Start Making Choices: Nutrition Ambition, Kasia the Expert

Kasia the Expert

Nutrition Ambition

Get an expert's point of view on what's what in the fast-changing world of nutrition.
March 31, 2008


Searching Shortcuts


posted by: Kasia

       The other day I had a banana for a snack. Since I plan my meals using the Nutrition Planner on StartMakingChoices.com, I proceeded to add the banana to the Meal Planner. My expectation was, once I typed "banana" into the search box, to find a plain banana. To my surprise, I was presented with a long list of foods made with banana including banana pudding and chips. Somewhere, buried within the list was my plain banana. This was a clear reminder that the computer can't read my mind and if I wanted to save time I needed to be more specific as to what I was searching for.  

 

Here is my list of "searching shortcuts" that can save time and frustration.

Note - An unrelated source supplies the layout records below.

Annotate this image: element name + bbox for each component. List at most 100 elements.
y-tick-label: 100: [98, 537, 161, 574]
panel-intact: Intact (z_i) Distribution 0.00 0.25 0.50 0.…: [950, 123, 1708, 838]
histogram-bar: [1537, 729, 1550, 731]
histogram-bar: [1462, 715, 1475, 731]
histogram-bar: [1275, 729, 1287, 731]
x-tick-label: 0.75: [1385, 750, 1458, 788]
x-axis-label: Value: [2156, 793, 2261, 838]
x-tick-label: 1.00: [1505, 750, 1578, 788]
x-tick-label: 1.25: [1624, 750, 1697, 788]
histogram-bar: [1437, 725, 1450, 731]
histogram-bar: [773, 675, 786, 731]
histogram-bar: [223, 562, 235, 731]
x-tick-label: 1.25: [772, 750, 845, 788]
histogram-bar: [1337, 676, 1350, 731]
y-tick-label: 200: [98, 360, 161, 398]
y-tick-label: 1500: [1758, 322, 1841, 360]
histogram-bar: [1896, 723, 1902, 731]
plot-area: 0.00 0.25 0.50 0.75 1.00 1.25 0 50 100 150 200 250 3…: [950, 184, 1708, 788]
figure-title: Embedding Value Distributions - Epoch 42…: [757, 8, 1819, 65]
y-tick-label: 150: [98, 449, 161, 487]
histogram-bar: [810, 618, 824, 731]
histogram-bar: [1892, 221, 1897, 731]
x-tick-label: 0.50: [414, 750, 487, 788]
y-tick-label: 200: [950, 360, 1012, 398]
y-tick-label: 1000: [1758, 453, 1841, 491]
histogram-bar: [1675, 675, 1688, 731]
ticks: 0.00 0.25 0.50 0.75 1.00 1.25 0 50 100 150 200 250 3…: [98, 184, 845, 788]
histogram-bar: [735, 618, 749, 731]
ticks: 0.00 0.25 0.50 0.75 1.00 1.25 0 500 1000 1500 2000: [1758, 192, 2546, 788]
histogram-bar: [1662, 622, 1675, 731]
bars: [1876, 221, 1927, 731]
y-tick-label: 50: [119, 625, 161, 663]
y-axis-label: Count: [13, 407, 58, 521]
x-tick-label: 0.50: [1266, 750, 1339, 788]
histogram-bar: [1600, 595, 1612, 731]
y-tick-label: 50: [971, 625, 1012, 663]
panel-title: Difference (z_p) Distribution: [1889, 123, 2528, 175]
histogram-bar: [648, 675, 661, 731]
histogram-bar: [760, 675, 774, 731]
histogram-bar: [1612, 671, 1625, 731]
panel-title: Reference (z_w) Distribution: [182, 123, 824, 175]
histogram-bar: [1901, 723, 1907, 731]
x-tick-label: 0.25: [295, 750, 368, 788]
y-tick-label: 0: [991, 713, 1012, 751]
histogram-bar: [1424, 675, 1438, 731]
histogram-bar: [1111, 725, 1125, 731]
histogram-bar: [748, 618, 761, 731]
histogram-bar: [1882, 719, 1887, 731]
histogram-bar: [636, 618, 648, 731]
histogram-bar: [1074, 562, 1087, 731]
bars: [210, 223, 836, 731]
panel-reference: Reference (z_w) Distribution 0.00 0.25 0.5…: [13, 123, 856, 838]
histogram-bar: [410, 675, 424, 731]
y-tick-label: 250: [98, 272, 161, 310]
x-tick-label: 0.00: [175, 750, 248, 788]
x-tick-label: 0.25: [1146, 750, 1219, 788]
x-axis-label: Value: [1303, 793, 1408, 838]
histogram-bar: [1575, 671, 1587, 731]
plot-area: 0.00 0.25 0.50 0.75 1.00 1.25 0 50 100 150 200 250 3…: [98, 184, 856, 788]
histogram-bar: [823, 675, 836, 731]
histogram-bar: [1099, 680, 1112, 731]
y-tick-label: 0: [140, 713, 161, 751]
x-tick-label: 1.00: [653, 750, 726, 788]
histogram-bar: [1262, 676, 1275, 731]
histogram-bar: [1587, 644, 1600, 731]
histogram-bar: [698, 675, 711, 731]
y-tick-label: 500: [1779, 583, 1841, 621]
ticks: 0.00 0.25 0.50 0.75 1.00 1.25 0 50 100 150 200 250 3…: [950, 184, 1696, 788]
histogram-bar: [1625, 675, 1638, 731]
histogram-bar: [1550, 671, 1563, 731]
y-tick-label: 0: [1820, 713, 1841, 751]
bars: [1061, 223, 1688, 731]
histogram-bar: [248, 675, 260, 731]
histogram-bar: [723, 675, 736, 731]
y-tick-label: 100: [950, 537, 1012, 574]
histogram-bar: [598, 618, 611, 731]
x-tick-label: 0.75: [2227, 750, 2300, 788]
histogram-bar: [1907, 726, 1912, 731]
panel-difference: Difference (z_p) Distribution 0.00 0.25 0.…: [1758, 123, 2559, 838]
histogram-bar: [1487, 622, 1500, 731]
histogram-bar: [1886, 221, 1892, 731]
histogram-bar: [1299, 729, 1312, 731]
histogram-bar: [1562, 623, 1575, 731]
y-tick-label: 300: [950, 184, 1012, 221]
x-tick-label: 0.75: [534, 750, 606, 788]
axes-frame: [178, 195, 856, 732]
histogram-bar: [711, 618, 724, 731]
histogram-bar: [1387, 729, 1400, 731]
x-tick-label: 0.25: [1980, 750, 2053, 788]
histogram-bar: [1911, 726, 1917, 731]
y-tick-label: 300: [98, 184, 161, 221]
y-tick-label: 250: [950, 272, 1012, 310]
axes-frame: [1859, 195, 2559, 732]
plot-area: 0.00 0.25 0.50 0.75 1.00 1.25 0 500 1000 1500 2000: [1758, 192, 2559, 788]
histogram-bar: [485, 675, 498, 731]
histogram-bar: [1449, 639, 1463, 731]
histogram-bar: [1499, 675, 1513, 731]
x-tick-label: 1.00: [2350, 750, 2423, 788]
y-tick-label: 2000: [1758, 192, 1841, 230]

Fruit and Veggie Shortcut: Narrow down your search from over 80 choices for a "banana" to just 6 by typing "fresh banana ." The same applies to veggies; there are over 90 options for "broccoli", but only 2 for "fresh broccoli."

Milk Shortcut: I drink skim milk but my search for "milk" returned over 200 entries. This number can be cut down to just 15 by calling the skim milk, "nonfat milk."

Sandwich Shortcut: You can be faced with over 80 choices for a "cheeseburger" or just 8 by specifying the restaurant where you got your sandwich from, such as McDonald's.

When planning meals I frequently find myself including the same foods, such as nonfat milk, whole grain bread, orange juice and many others. Using "searching shortcuts" for my favorite foods is promising to make my meal planning a breeze!

 

 

 


March 11, 2008


Moving On


posted by: Kasia

We are at the final stage of our weight loss contest and so far our group of 22 lost over 100 pounds! Looking back, it was a fun and motivating experience and I wanted to share with you my Mini Makeover Results. Below is a summary of what I used to do and how I've changed.

 

 Nutrition Before:

  • Without a food diary, it is difficult, if not impossible, to estimate how many calories we actually consume. Before the contest I just never took the time to track what I ate so I just didn't know how many calories or MyPyramid food groups I consumed.

Nutrition After:

  • I now use the Start Making Choices Balanced Life Plan Nutrition Planner to track what I eat. I quickly discovered that in spite of my perception of eating plenty of fruits and veggies, I only consumed about 60% of the recommended amount. I also found out that I eat over 70% of the recommended ounces of grain. As a result I've added fruits and veggies to my diet and eat fewer grains, especially pretzels and crackers.

 

 Exercise Before

  • Play "chase" with my almost 3 year old daughter.

Exercise After

  • I've stopped taking elevator to get to my desk located on the forth floor. Since bicycling is my favorite outdoor activity and, although, spring is just around the corner, it's just to cold to take my bike outside. The alternative was rather simple,   I've added cycling classes to my schedule twice a week during my lunch break. Of course, I still play "chase" with my daughter.

 

 I lost 3 pounds, and while my goal was to lose 10 pounds, with a few lifestyle adjustments I made, those 3 pounds are not coming back!

 

 

 


March 05, 2008


My Daily Grains


posted by: Brian

The other day, I prepared spaghetti for lunch, piling it high on my plate, admittedly exceeding a standard portion. According to the USDA's MyPyramid, for my height and weight, I should be consuming 10 ounce equivalents of grain a day. After having eaten a rather large bagel for breakfast, as well as the 3 cups of pasta for lunch, I realized I had consumed my day's worth of grain equivalents by noon! What was I supposed to eat for dinner, fruit salad and chewing gum?!

As I continue to monitor portion size and balance my daily recommended food groups, I feel it is important to identify some commonly eaten grains and associated ounce equivalents according to MyPyramid.gov. Some of these may surprise you!

Amount that counts as 1 ounce equivalent:
Spaghetti, cooked (1/2 cup)
Bread (whole grain, 1 slice)
Crackers (saltines, 7)
English muffin (1/2 muffin)
Oatmeal (1/2 cup, cooked)
Popcorn (3 cups, popped)
Bagel (1 mini)
Tortilla (1 small)

In today's world, it is common to exceed our daily food group recommendations; however, we must remember that doing so is a contributing factor for weight gain. As a nutritionist, I have access to numerous food models that visually demonstrate a standard portion size. Using your own set of measuring cups and the list of common portions and cup or ounce equivalents identified on MyPyramid.gov, is a good way to sharpen your visual portion identification skills. Developing these skills will help you make informed decisions, as they relate to your daily food group recommendations, both in and away from home.